Anthropologists are hopeful they have discovered the remains of Alexander the Great’s father.
A new analysis of bones from a Macedonian tomb reveals a skeleton with a knee injury that matches some historical records of one sustained by Philip II.
But, as Live Science reports, not everyone is convinced and the findings have sparked a fresh debate over the identity of the skeleton.
“The knee is the clincher,” said Maria Liston, an anthropologist at the University of Waterloo, who was not involved in the new study, which is detailed today in the journal Proceedings of the National Academy of Sciences (PNAS).
But Theodore Antikas, a researcher at Aristotle University in Greece, rejects the discovery. “This publication in PNAS is incorrect,” he said.
Philip II was murdered in 336 BCE by one of his bodyguards, perhaps in an act of revenge.

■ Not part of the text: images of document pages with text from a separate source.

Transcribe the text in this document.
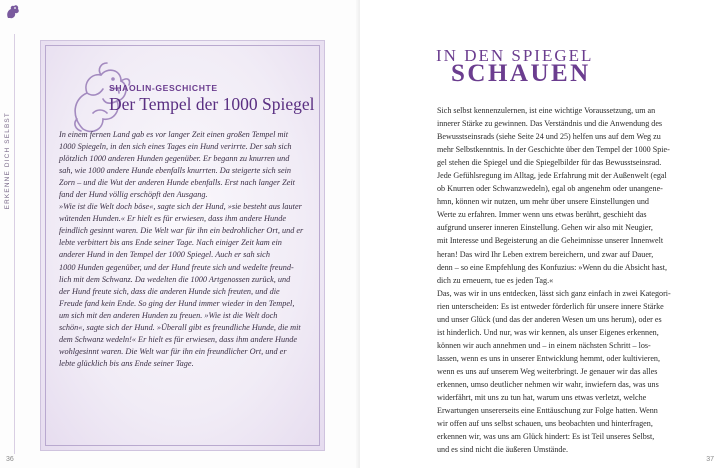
ERKENNE DICH SELBST
SHAOLIN-GESCHICHTE
Der Tempel der 1000 Spiegel
In einem fernen Land gab es vor langer Zeit einen großen Tempel mit
1000 Spiegeln, in den sich eines Tages ein Hund verirrte. Der sah sich
plötzlich 1000 anderen Hunden gegenüber. Er begann zu knurren und
sah, wie 1000 andere Hunde ebenfalls knurrten. Da steigerte sich sein
Zorn – und die Wut der anderen Hunde ebenfalls. Erst nach langer Zeit
fand der Hund völlig erschöpft den Ausgang.
»Wie ist die Welt doch böse«, sagte sich der Hund, »sie besteht aus lauter
wütenden Hunden.« Er hielt es für erwiesen, dass ihm andere Hunde
feindlich gesinnt waren. Die Welt war für ihn ein bedrohlicher Ort, und er
lebte verbittert bis ans Ende seiner Tage. Nach einiger Zeit kam ein
anderer Hund in den Tempel der 1000 Spiegel. Auch er sah sich
1000 Hunden gegenüber, und der Hund freute sich und wedelte freund-
lich mit dem Schwanz. Da wedelten die 1000 Artgenossen zurück, und
der Hund freute sich, dass die anderen Hunde sich freuten, und die
Freude fand kein Ende. So ging der Hund immer wieder in den Tempel,
um sich mit den anderen Hunden zu freuen. »Wie ist die Welt doch
schön«, sagte sich der Hund. »Überall gibt es freundliche Hunde, die mit
dem Schwanz wedeln!« Er hielt es für erwiesen, dass ihm andere Hunde
wohlgesinnt waren. Die Welt war für ihn ein freundlicher Ort, und er
lebte glücklich bis ans Ende seiner Tage.
36	37
IN DEN SPIEGEL
SCHAUEN
Sich selbst kennenzulernen, ist eine wichtige Voraussetzung, um an
innerer Stärke zu gewinnen. Das Verständnis und die Anwendung des
Bewusstseinsrads (siehe Seite 24 und 25) helfen uns auf dem Weg zu
mehr Selbstkenntnis. In der Geschichte über den Tempel der 1000 Spie-
gel stehen die Spiegel und die Spiegelbilder für das Bewusstseinsrad.
Jede Gefühlsregung im Alltag, jede Erfahrung mit der Außenwelt (egal
ob Knurren oder Schwanzwedeln), egal ob angenehm oder unangene-
hmn, können wir nutzen, um mehr über unsere Einstellungen und
Werte zu erfahren. Immer wenn uns etwas berührt, geschieht das
aufgrund unserer inneren Einstellung. Gehen wir also mit Neugier,
mit Interesse und Begeisterung an die Geheimnisse unserer Innenwelt
heran! Das wird Ihr Leben extrem bereichern, und zwar auf Dauer,
denn – so eine Empfehlung des Konfuzius: »Wenn du die Absicht hast,
dich zu erneuern, tue es jeden Tag.«
Das, was wir in uns entdecken, lässt sich ganz einfach in zwei Kategori-
rien unterscheiden: Es ist entweder förderlich für unsere innere Stärke
und unser Glück (und das der anderen Wesen um uns herum), oder es
ist hinderlich. Und nur, was wir kennen, als unser Eigenes erkennen,
können wir auch annehmen und – in einem nächsten Schritt – los-
lassen, wenn es uns in unserer Entwicklung hemmt, oder kultivieren,
wenn es uns auf unserem Weg weiterbringt. Je genauer wir das alles
erkennen, umso deutlicher nehmen wir wahr, inwiefern das, was uns
widerfährt, mit uns zu tun hat, warum uns etwas verletzt, welche
Erwartungen unsererseits eine Enttäuschung zur Folge hatten. Wenn
wir offen auf uns selbst schauen, uns beobachten und hinterfragen,
erkennen wir, was uns am Glück hindert: Es ist Teil unseres Selbst,
und es sind nicht die äußeren Umstände.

Archaeologists uncovered the Macedonian tomb complex near Vergina in the 1970s but are uncertain to whom the three tombs on the site belong to, although one is widely accepted to belong to Alexander IV, Alexander the Great’s son.
The skeleton currently suspected to be that of Philip II is of a man in his 40s, about 180 centimetres tall. It is accompanied by the skeleton of a woman aged about 18 and a newborn baby.
The ages match historical records of Philip II, Cleopatra and their infant.